December 7th, 1915, was the worst day of the war for the Connaught Rangers. Some 138 men were killed in mostly hand-to-hand fighting. A further 130 were taken prisoner.
Among the Connaught Rangers killed that day was Pte Michael McGee from my home town, one of three Leitrim men who died at the Battle of Kosturino. His name is on the Doiran memorial in northern Greece with that of 117 other Connaught Rangers. The telegrams came to homes in the west of Ireland with bad news from a place most of us would still struggle to locate on a map.
His friend Paddy Moran, who had signed up with him, survived the battle. He was known in later life by his nickname “Bulgaria”. The 10th (Irish) Division suffered 1,500 casualties, including 300 dead at the Battle of Kosturino.
The terrain where the Irishmen fought is so steep that a tour party from the Connaught Rangers Association this autumn had to be taken up the mountains in a tractor. Yet Irishmen 100 years ago had to traverse these mountains in summer clothing and full pack in the depths of winter.
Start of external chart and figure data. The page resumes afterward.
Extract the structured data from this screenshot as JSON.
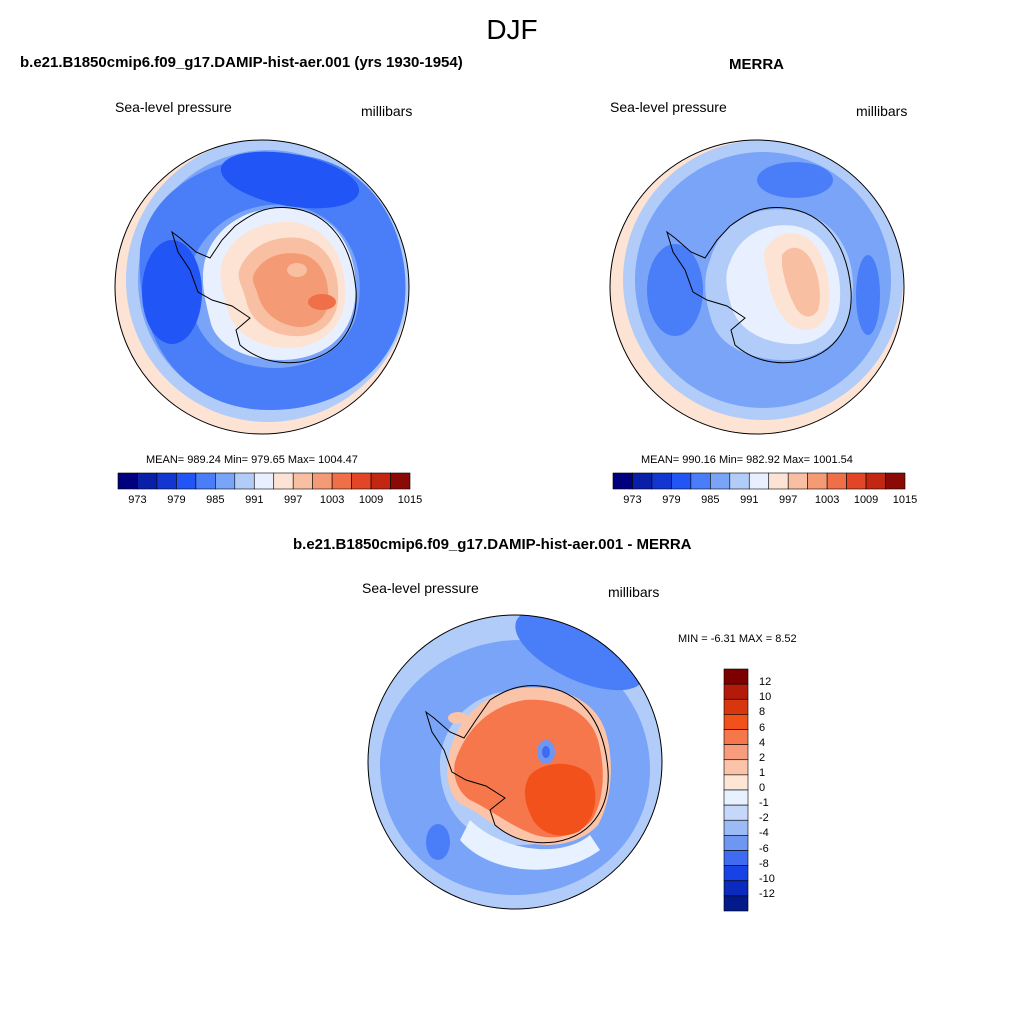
{
  "page": {
    "title": "DJF"
  },
  "panels": [
    {
      "title": "b.e21.B1850cmip6.f09_g17.DAMIP-hist-aer.001 (yrs 1930-1954)",
      "left_label": "Sea-level pressure",
      "right_label": "millibars",
      "stats": "MEAN= 989.24  Min= 979.65  Max= 1004.47"
    },
    {
      "title": "MERRA",
      "left_label": "Sea-level pressure",
      "right_label": "millibars",
      "stats": "MEAN= 990.16  Min= 982.92  Max= 1001.54"
    },
    {
      "title": "b.e21.B1850cmip6.f09_g17.DAMIP-hist-aer.001 - MERRA",
      "left_label": "Sea-level pressure",
      "right_label": "millibars",
      "stats": "MIN =  -6.31 MAX =   8.52"
    }
  ],
  "colorbar_abs": {
    "tick_labels": [
      "973",
      "979",
      "985",
      "991",
      "997",
      "1003",
      "1009",
      "1015"
    ],
    "colors": [
      "#00007f",
      "#0a1fa8",
      "#1436d0",
      "#2255f5",
      "#4a7df8",
      "#79a4f8",
      "#b1ccf8",
      "#e8f0ff",
      "#fde3d4",
      "#f8bfa3",
      "#f49a74",
      "#ef6f49",
      "#e24626",
      "#c22712",
      "#8b0a05"
    ]
  },
  "colorbar_diff": {
    "tick_labels": [
      "12",
      "10",
      "8",
      "6",
      "4",
      "2",
      "1",
      "0",
      "-1",
      "-2",
      "-4",
      "-6",
      "-8",
      "-10",
      "-12"
    ],
    "colors": [
      "#7d0000",
      "#b31a0a",
      "#d8360f",
      "#f3511b",
      "#f6774b",
      "#f89c7e",
      "#fbc3a8",
      "#fde6d6",
      "#e8f1ff",
      "#c5d8fa",
      "#9bbaf6",
      "#6f97f2",
      "#3f6bf0",
      "#1743e6",
      "#0a2bbd",
      "#021a8a"
    ]
  },
  "map_colors": {
    "ocean_light": "#b1ccf8",
    "ocean_mid": "#79a4f8",
    "ocean_deep": "#4a7df8",
    "ocean_darkest": "#2255f5",
    "rim_pink": "#fde3d4",
    "land_pale": "#e8f0ff",
    "land_peach": "#f8bfa3",
    "land_orange": "#f49a74",
    "land_red": "#ef6f49",
    "diff_red": "#f3511b",
    "diff_orange": "#f6774b",
    "diff_pale": "#fbc3a8",
    "diff_ocean": "#9bbaf6",
    "diff_blue": "#6f97f2",
    "diff_white": "#e8f1ff"
  }
}
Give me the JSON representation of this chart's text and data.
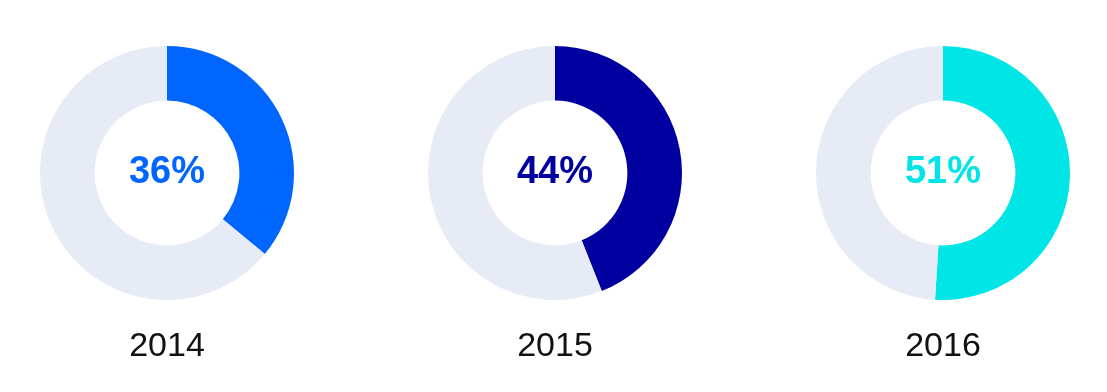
{
  "chart_data": [
    {
      "type": "donut",
      "title": "2014",
      "categories": [
        null,
        null
      ],
      "values": [
        36,
        64
      ],
      "colors": [
        "#0066ff",
        "#e6ebf6"
      ],
      "annotations": [
        "36%"
      ]
    },
    {
      "type": "donut",
      "title": "2015",
      "categories": [
        null,
        null
      ],
      "values": [
        44,
        56
      ],
      "colors": [
        "#0000a0",
        "#e6ebf6"
      ],
      "annotations": [
        "44%"
      ]
    },
    {
      "type": "donut",
      "title": "2016",
      "categories": [
        null,
        null
      ],
      "values": [
        51,
        49
      ],
      "colors": [
        "#00e5e5",
        "#e6ebf6"
      ],
      "annotations": [
        "51%"
      ]
    }
  ]
}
The 10th (Irish) Division managed to fight their way back across the border into Greece. The division spent a further two years in Salonika. The front settled down. Salonika became, as the Germans described it, “the biggest prison camp in the world”. In the 1920s three crosses were commissioned to remember the Irish dead of the first World War.
In Macedonia near Lake Dojran there is a Celtic cross. Its inscription reads: “Do cum gloire Dé and Onóra na hÉireann. In memory of those of the Xth Irish Division who fell on Gallipoli and in defence of Serbia and of all Irishmen who gave their lives in the Great War RIP”.